Morozovsky is speaking from experience. During his time working in the UCSD Coordinated Roboticcs lab, he developed and built several robots, including Switchblade, a rover that could balance on its threads, and SkySweeper, which could glide along cables and was 3D printed. He also worked on MiP, the first-ever self-balancing robot, which was developed by UCSD Robotics and toymaker WowWee. 
For more advice from Morozovsky, you can attend an upcoming meetup of San Diego's Robotics Club at 6 p.m. March 17:
Nick’s Rules of Robotics

1. Never disassemble a working robot.

2. If it works the first time, you’re testing it wrong.

3. When in doubt, lubricate.

4. Never underestimate the estimation problem.

5. If specs for a part are listed differently in two places, they’re both wrong.

6. Glue, tape, and zip-ties are not engineering solutions (though they might work in a pinch).

7. Do not leave lithium polymer batteries charging unattended.

8. Always have a complete CAD model, including screws and fasteners, before constructing your robot.

9. Avoid using slip rings if at all possible.

10.  Always check polarity before plugging a component into a power source.

Monday, March 9, 2015

Emotient's Marni Bartlett speaks at the RE.WORK Deep Learning Summit in 2015


Marni Bartlett, the CEO of Emotient, who also is a researcher in the Machine Perception Lab at the Qualcomm Institute here at UC San Diego, gave a talk about how her company's research meshes with Deep Learning.
The company developed software that can differentiate fake and real pain better than humans. Researchers are currently looking at how emotion can impact people's decisions and other issues.
Full talk here:  http://youtu.be/43SHi1Qjj70
Our press release here: http://www.jacobsschool.ucsd.edu/news/news_releases/release.sfe?id=1519
Emotient website here: http://www.emotient.com/
Bonus: talk by cognitive science alum Josh Susskind, a senior data scientist at Emotient: http://youtu.be/3v-DHW75VQA

Thursday, March 5, 2015

Event helps girls envision a career in science and engineering

More than 150 girls from San Diego middle and high schools came together Saturday, Feb. 21, 2015, at the Jacobs School of Engineering for Envision, an outreach event organized by the Society of Women Engineers and the school's IDEA Student Center. 

“It’s common for girls to lose interest in math and science by the time they reach high school, and the idea of entering the engineering field can be daunting due to the historical under representation of women,” said Christina Aguila, who holds the outreach chair for SWE.

“It’s because of these setbacks that we set aside a day for high school girls to explore their interests in a safe, comfortable learning environment.”

The young women toured the UC San Diego engineering laboratories, heard from faculty and industry speakers, and participated in engineering exploration and robot building activities.

Using a 6-in-1 educational solar kit, the girls had the option to build a mini-rover, dog, boat, windmill, or two different types of planes, all powered by a small solar panel.

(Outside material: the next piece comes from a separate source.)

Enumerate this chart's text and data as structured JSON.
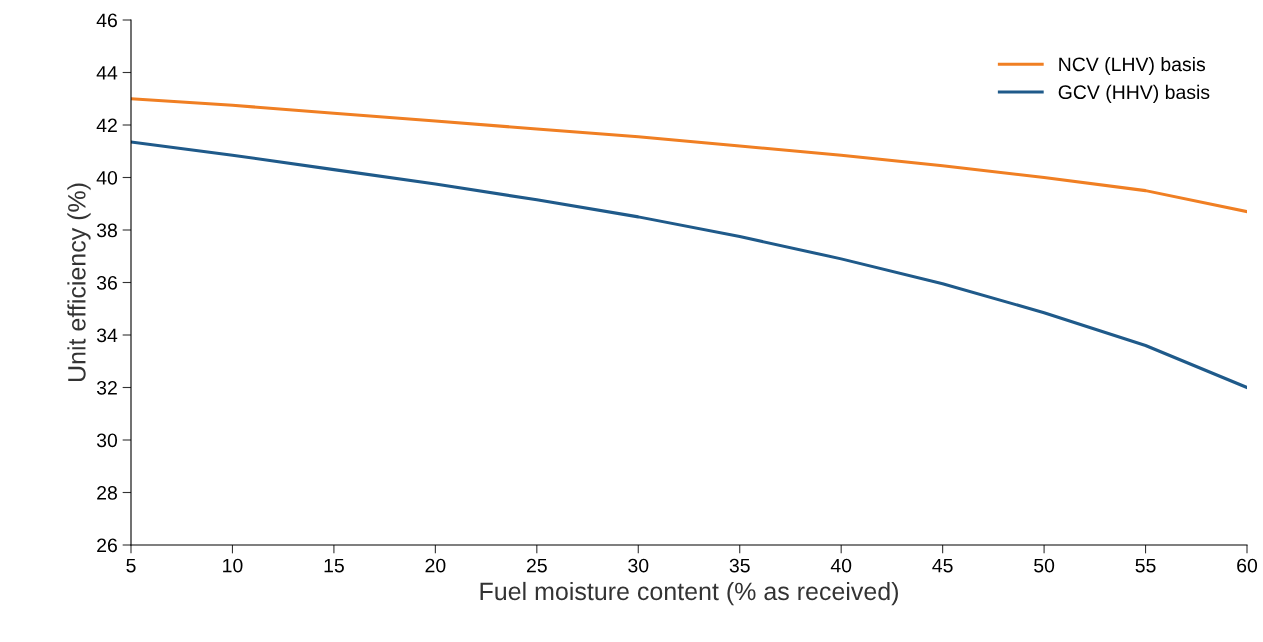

Then, based on the interests listed on their registration forms, the participants were divided into three groups for the engineering exploration activities. One group worked on html coding, one learned about CAD and the last group helped to assemble prosthetic hands.
 
 The assembled hands were returned to Helping Hands, a company that creates the kits and then distributes the completed products to amputees.